Similar to HTML, RESO is creating the information standards that will be used throughout America very soon. The definition of a “bedroom”, “under contract”, or “seller concessions” will mean the same thing in Mississippi and Missouri and Maine.
The current version of the data dictionary is free and available right here.
MLS consolidation has been a major industry trend. RESO has helped as many MLSes use different terms for the same thing, or the same terms to mean different things. RESO is a major tool in MLS consolidation.
But MLSes won’t be the only things consolidating. With RESO fully implemented, the power of MLS data will be easier to access and interpret. It will be faster and more accurate. Big companies who spend money on technology (like Zillow, Corelogic, Realogy and others) will see benefits to having this information. They will be able to swiftly (and automatically) turn “data” into “information”, which is what consumers want. Information about their home, the market, local prices.

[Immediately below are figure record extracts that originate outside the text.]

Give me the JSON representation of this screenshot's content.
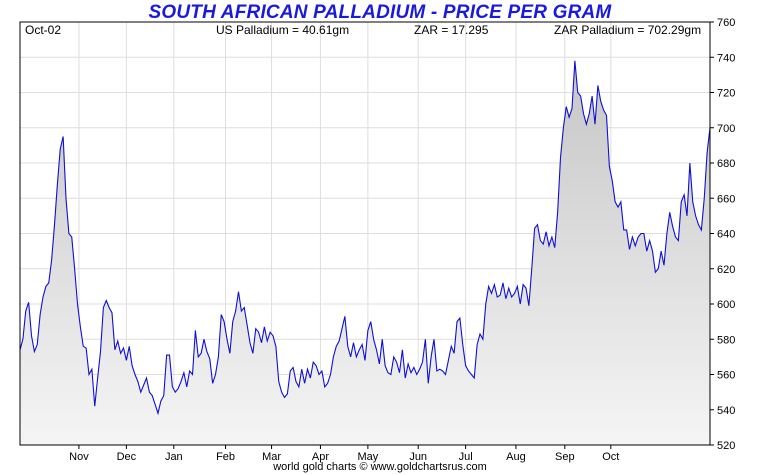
{
  "chart_data": {
    "type": "area",
    "title": "SOUTH AFRICAN PALLADIUM - PRICE PER GRAM",
    "header": {
      "left": "Oct-02",
      "us": "US Palladium = 40.61gm",
      "zar": "ZAR = 17.295",
      "zar_pd": "ZAR Palladium = 702.29gm"
    },
    "footer": "world gold charts © www.goldchartsrus.com",
    "ylim": [
      520,
      760
    ],
    "y_ticks": [
      520,
      540,
      560,
      580,
      600,
      620,
      640,
      660,
      680,
      700,
      720,
      740,
      760
    ],
    "y_tick_labels": [
      "520",
      "540",
      "560",
      "580",
      "600",
      "620",
      "640",
      "660",
      "680",
      "700",
      "720",
      "740",
      "760"
    ],
    "x_range": [
      0,
      240
    ],
    "x_ticks": [
      {
        "label": "Nov",
        "x": 20.5
      },
      {
        "label": "Dec",
        "x": 37
      },
      {
        "label": "Jan",
        "x": 53.5
      },
      {
        "label": "Feb",
        "x": 71.5
      },
      {
        "label": "Mar",
        "x": 87.5
      },
      {
        "label": "Apr",
        "x": 104.5
      },
      {
        "label": "May",
        "x": 121
      },
      {
        "label": "Jun",
        "x": 138.5
      },
      {
        "label": "Jul",
        "x": 155
      },
      {
        "label": "Aug",
        "x": 172.5
      },
      {
        "label": "Sep",
        "x": 189.5
      },
      {
        "label": "Oct",
        "x": 205.5
      }
    ],
    "grid": true,
    "colors": {
      "line": "#1010d0",
      "fill_top": "#c8c8c8",
      "fill_bottom": "#f4f4f4",
      "grid": "#dedede"
    },
    "series": [
      {
        "values": [
          [
            0,
            574
          ],
          [
            1,
            580
          ],
          [
            2,
            596
          ],
          [
            3,
            601
          ],
          [
            4,
            582
          ],
          [
            5,
            573
          ],
          [
            6,
            577
          ],
          [
            7,
            594
          ],
          [
            8,
            604
          ],
          [
            9,
            610
          ],
          [
            10,
            612
          ],
          [
            11,
            625
          ],
          [
            12,
            645
          ],
          [
            13,
            668
          ],
          [
            14,
            688
          ],
          [
            15,
            695
          ],
          [
            16,
            660
          ],
          [
            17,
            640
          ],
          [
            18,
            638
          ],
          [
            19,
            620
          ],
          [
            20,
            600
          ],
          [
            21,
            587
          ],
          [
            22,
            576
          ],
          [
            23,
            575
          ],
          [
            24,
            560
          ],
          [
            25,
            563
          ],
          [
            26,
            542
          ],
          [
            27,
            558
          ],
          [
            28,
            573
          ],
          [
            29,
            598
          ],
          [
            30,
            602
          ],
          [
            31,
            598
          ],
          [
            32,
            595
          ],
          [
            33,
            574
          ],
          [
            34,
            579
          ],
          [
            35,
            572
          ],
          [
            36,
            575
          ],
          [
            37,
            568
          ],
          [
            38,
            576
          ],
          [
            39,
            565
          ],
          [
            40,
            560
          ],
          [
            41,
            556
          ],
          [
            42,
            550
          ],
          [
            43,
            554
          ],
          [
            44,
            558
          ],
          [
            45,
            550
          ],
          [
            46,
            548
          ],
          [
            47,
            543
          ],
          [
            48,
            538
          ],
          [
            49,
            545
          ],
          [
            50,
            548
          ],
          [
            51,
            571
          ],
          [
            52,
            571
          ],
          [
            53,
            553
          ],
          [
            54,
            550
          ],
          [
            55,
            552
          ],
          [
            56,
            556
          ],
          [
            57,
            561
          ],
          [
            58,
            553
          ],
          [
            59,
            562
          ],
          [
            60,
            560
          ],
          [
            61,
            585
          ],
          [
            62,
            570
          ],
          [
            63,
            572
          ],
          [
            64,
            580
          ],
          [
            65,
            573
          ],
          [
            66,
            569
          ],
          [
            67,
            555
          ],
          [
            68,
            560
          ],
          [
            69,
            570
          ],
          [
            70,
            594
          ],
          [
            71,
            590
          ],
          [
            72,
            580
          ],
          [
            73,
            572
          ],
          [
            74,
            590
          ],
          [
            75,
            596
          ],
          [
            76,
            607
          ],
          [
            77,
            596
          ],
          [
            78,
            598
          ],
          [
            79,
            588
          ],
          [
            80,
            578
          ],
          [
            81,
            572
          ],
          [
            82,
            586
          ],
          [
            83,
            584
          ],
          [
            84,
            578
          ],
          [
            85,
            587
          ],
          [
            86,
            579
          ],
          [
            87,
            584
          ],
          [
            88,
            582
          ],
          [
            89,
            576
          ],
          [
            90,
            556
          ],
          [
            91,
            550
          ],
          [
            92,
            547
          ],
          [
            93,
            549
          ],
          [
            94,
            562
          ],
          [
            95,
            564
          ],
          [
            96,
            556
          ],
          [
            97,
            553
          ],
          [
            98,
            563
          ],
          [
            99,
            555
          ],
          [
            100,
            563
          ],
          [
            101,
            558
          ],
          [
            102,
            567
          ],
          [
            103,
            565
          ],
          [
            104,
            560
          ],
          [
            105,
            562
          ],
          [
            106,
            553
          ],
          [
            107,
            555
          ],
          [
            108,
            560
          ],
          [
            109,
            570
          ],
          [
            110,
            576
          ],
          [
            111,
            579
          ],
          [
            112,
            586
          ],
          [
            113,
            593
          ],
          [
            114,
            576
          ],
          [
            115,
            570
          ],
          [
            116,
            578
          ],
          [
            117,
            570
          ],
          [
            118,
            574
          ],
          [
            119,
            577
          ],
          [
            120,
            568
          ],
          [
            121,
            585
          ],
          [
            122,
            590
          ],
          [
            123,
            580
          ],
          [
            124,
            574
          ],
          [
            125,
            566
          ],
          [
            126,
            580
          ],
          [
            127,
            565
          ],
          [
            128,
            561
          ],
          [
            129,
            560
          ],
          [
            130,
            570
          ],
          [
            131,
            567
          ],
          [
            132,
            561
          ],
          [
            133,
            574
          ],
          [
            134,
            558
          ],
          [
            135,
            566
          ],
          [
            136,
            561
          ],
          [
            137,
            564
          ],
          [
            138,
            560
          ],
          [
            139,
            563
          ],
          [
            140,
            567
          ],
          [
            141,
            580
          ],
          [
            142,
            555
          ],
          [
            143,
            570
          ],
          [
            144,
            580
          ],
          [
            145,
            562
          ],
          [
            146,
            563
          ],
          [
            147,
            562
          ],
          [
            148,
            560
          ],
          [
            149,
            568
          ],
          [
            150,
            576
          ],
          [
            151,
            572
          ],
          [
            152,
            590
          ],
          [
            153,
            592
          ],
          [
            154,
            577
          ],
          [
            155,
            565
          ],
          [
            156,
            562
          ],
          [
            157,
            560
          ],
          [
            158,
            558
          ],
          [
            159,
            577
          ],
          [
            160,
            583
          ],
          [
            161,
            580
          ],
          [
            162,
            600
          ],
          [
            163,
            610
          ],
          [
            164,
            606
          ],
          [
            165,
            611
          ],
          [
            166,
            604
          ],
          [
            167,
            605
          ],
          [
            168,
            612
          ],
          [
            169,
            603
          ],
          [
            170,
            609
          ],
          [
            171,
            604
          ],
          [
            172,
            606
          ],
          [
            173,
            610
          ],
          [
            174,
            600
          ],
          [
            175,
            611
          ],
          [
            176,
            609
          ],
          [
            177,
            599
          ],
          [
            178,
            620
          ],
          [
            179,
            643
          ],
          [
            180,
            645
          ],
          [
            181,
            636
          ],
          [
            182,
            634
          ],
          [
            183,
            641
          ],
          [
            184,
            633
          ],
          [
            185,
            638
          ],
          [
            186,
            632
          ],
          [
            187,
            652
          ],
          [
            188,
            683
          ],
          [
            189,
            700
          ],
          [
            190,
            712
          ],
          [
            191,
            706
          ],
          [
            192,
            711
          ],
          [
            193,
            738
          ],
          [
            194,
            720
          ],
          [
            195,
            718
          ],
          [
            196,
            708
          ],
          [
            197,
            702
          ],
          [
            198,
            708
          ],
          [
            199,
            718
          ],
          [
            200,
            702
          ],
          [
            201,
            724
          ],
          [
            202,
            715
          ],
          [
            203,
            710
          ],
          [
            204,
            707
          ],
          [
            205,
            678
          ],
          [
            206,
            670
          ],
          [
            207,
            658
          ],
          [
            208,
            655
          ],
          [
            209,
            658
          ],
          [
            210,
            642
          ],
          [
            211,
            642
          ],
          [
            212,
            631
          ],
          [
            213,
            638
          ],
          [
            214,
            633
          ],
          [
            215,
            638
          ],
          [
            216,
            640
          ],
          [
            217,
            640
          ],
          [
            218,
            630
          ],
          [
            219,
            636
          ],
          [
            220,
            630
          ],
          [
            221,
            618
          ],
          [
            222,
            620
          ],
          [
            223,
            630
          ],
          [
            224,
            622
          ],
          [
            225,
            640
          ],
          [
            226,
            652
          ],
          [
            227,
            644
          ],
          [
            228,
            638
          ],
          [
            229,
            636
          ],
          [
            230,
            658
          ],
          [
            231,
            662
          ],
          [
            232,
            650
          ],
          [
            233,
            680
          ],
          [
            234,
            658
          ],
          [
            235,
            650
          ],
          [
            236,
            645
          ],
          [
            237,
            642
          ],
          [
            238,
            660
          ],
          [
            239,
            686
          ],
          [
            240,
            700
          ]
        ]
      }
    ]
  }
}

An even bigger impact will be that the quality and accessibility of data will allow the big players to refine their automated valuation models (AVMs) which we laugh at now (the never-accurate Zestimate, for example). The Zestimate will be getting a lot more accurate in the near future.
Bottom line is that real estate is that RESO’s foundation will allow the real estate industry to accelerate their innovation and technology products, likely leaving behind many agents who continue to ignore these trends.
Learn to Love Zestimates
- Hate the Zestimate? Get used to them. They’re not going anywhere.
- I predict CMAs will give way to AVMs in the next 10 years
- Real estate professionals need to prepare their business models for this disruption
I wrote a long time ago in Inman about the importance to me of attending the State conference. I always learn more that I can quickly implement into my business and improve myself and my service to buyers and sellers. There are always new things that affect me and my industry dramatically. That knowledge has made me a better Realtor.
2018’s convention will be in San Antonio.